Autrefois, son discours traditionnel reposait sur la notion de race. L'extrême droite affirmait que l'identité nationale était menacée de disparition par la venue d'étrangers, voire de juifs, qui allaient diluer et faire disparaitre la race française par métissage...
A la fin des années 60, Alain de Benoist et d'autres intellectuels, au sein du GRECE vont modifier le vocabulaire pour défendre les mêmes idées. Le racisme racial se transforme en racisme culturel. Ainsi, l'identité nationale ne repose plus sur la race (argument devenu intenable) mais sur l'ensemble des pratiques culturelles du peuple. Pour ces intellectuels, l'apport culturel des migrants n'est pas une richesse qui enrichit la culture "nationale". Ils considèrent la culture occidentale supérieure aux autres. Aussi, ils en déduisent que l'identité nationale est menacée par les apports culturels des immigrés, forcément inférieurs, mineurs, voire nuisibles...
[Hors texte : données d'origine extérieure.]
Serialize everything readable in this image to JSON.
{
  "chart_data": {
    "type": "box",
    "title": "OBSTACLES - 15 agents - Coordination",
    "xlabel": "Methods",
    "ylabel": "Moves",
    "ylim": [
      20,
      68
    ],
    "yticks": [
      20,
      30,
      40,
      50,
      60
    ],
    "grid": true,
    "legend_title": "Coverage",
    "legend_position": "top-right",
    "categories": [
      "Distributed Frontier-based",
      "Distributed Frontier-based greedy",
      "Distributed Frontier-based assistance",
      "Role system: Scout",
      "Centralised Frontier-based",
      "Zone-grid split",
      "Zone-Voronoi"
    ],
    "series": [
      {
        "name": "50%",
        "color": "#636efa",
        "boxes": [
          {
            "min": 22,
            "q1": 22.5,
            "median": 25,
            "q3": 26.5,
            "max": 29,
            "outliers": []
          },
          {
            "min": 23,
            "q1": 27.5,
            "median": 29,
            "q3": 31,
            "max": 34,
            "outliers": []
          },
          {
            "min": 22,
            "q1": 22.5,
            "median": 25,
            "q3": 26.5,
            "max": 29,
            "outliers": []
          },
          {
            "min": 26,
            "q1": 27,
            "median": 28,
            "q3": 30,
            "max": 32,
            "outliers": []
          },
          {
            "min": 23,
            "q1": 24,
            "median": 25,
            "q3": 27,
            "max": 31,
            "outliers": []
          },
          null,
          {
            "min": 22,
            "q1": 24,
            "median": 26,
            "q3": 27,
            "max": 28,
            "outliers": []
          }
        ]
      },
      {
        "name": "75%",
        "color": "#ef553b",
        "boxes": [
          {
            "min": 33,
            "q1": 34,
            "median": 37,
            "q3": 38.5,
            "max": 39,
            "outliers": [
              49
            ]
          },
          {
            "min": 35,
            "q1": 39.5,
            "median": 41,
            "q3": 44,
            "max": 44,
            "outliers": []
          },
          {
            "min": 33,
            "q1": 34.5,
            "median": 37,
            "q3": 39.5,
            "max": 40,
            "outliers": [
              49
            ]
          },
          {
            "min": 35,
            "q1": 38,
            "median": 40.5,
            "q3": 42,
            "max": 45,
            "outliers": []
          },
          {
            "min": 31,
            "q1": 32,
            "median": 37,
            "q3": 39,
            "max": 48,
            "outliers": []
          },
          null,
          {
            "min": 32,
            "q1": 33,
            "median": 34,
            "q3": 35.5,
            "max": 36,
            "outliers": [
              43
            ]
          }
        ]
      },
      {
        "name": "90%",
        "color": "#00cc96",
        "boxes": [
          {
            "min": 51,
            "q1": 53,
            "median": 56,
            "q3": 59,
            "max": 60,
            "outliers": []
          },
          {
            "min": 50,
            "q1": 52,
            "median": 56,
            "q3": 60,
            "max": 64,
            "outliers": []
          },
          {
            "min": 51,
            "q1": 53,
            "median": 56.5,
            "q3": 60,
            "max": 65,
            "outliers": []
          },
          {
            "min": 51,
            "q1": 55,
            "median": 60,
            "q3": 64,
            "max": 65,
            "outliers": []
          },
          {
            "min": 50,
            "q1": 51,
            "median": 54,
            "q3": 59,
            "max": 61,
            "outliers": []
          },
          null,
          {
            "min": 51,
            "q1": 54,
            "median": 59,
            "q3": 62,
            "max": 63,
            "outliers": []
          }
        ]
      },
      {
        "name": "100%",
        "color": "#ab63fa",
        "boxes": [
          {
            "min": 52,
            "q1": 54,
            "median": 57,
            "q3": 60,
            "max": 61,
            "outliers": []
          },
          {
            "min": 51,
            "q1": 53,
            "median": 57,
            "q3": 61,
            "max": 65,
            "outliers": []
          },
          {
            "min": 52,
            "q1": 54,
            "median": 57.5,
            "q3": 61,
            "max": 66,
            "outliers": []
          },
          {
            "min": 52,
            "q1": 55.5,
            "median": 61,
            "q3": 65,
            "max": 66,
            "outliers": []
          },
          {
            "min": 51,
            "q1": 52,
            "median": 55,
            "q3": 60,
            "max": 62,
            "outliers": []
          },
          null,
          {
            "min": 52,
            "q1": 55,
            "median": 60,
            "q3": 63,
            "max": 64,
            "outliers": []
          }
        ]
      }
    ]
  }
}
Dernière offensive idéologique, depuis quelques mois, l'extrême droite s'est emparée de la laïcité, un principe politique qu'elle a pourtant historiquement combattue dès l'origine aux côtés de l'Église. Sa conception de la laïcité est tronquée, dévoyée et dénaturée, puisqu'elle l'utilise pour dénoncer exclusivement le prosélytisme d'une seule religion. Cette laïcité tronquée est mise au service, non pas de la liberté de conscience et de croyance, mais exclusivement de la défense de la culture "nationale" et donc de l'identité nationale... Cette laïcité d'extrême droite - qui n'en est pas une - honnit tout métissage culturel.
La promotion du néo ou ultra-libéralisme :
A la Libération, le patronat est exsangue, il compte peu de membres issus des rangs de la Résistance... Il n'a pas voix au chapitre : la haute fonction publique ainsi que la classe politique le méprisent (depuis les temps ont changé). Il n'est pas un acteur idéologique de 1er rang. Le rapport des forces lui est globalement défavorable. L'arrivée des Chicago Boys au Chili et l'émergence des idées libérales aux États-Unis montrent la voie à un patronat qui a du, une fois encore en mai 68, accorder d'importantes concessions au mouvement ouvrier.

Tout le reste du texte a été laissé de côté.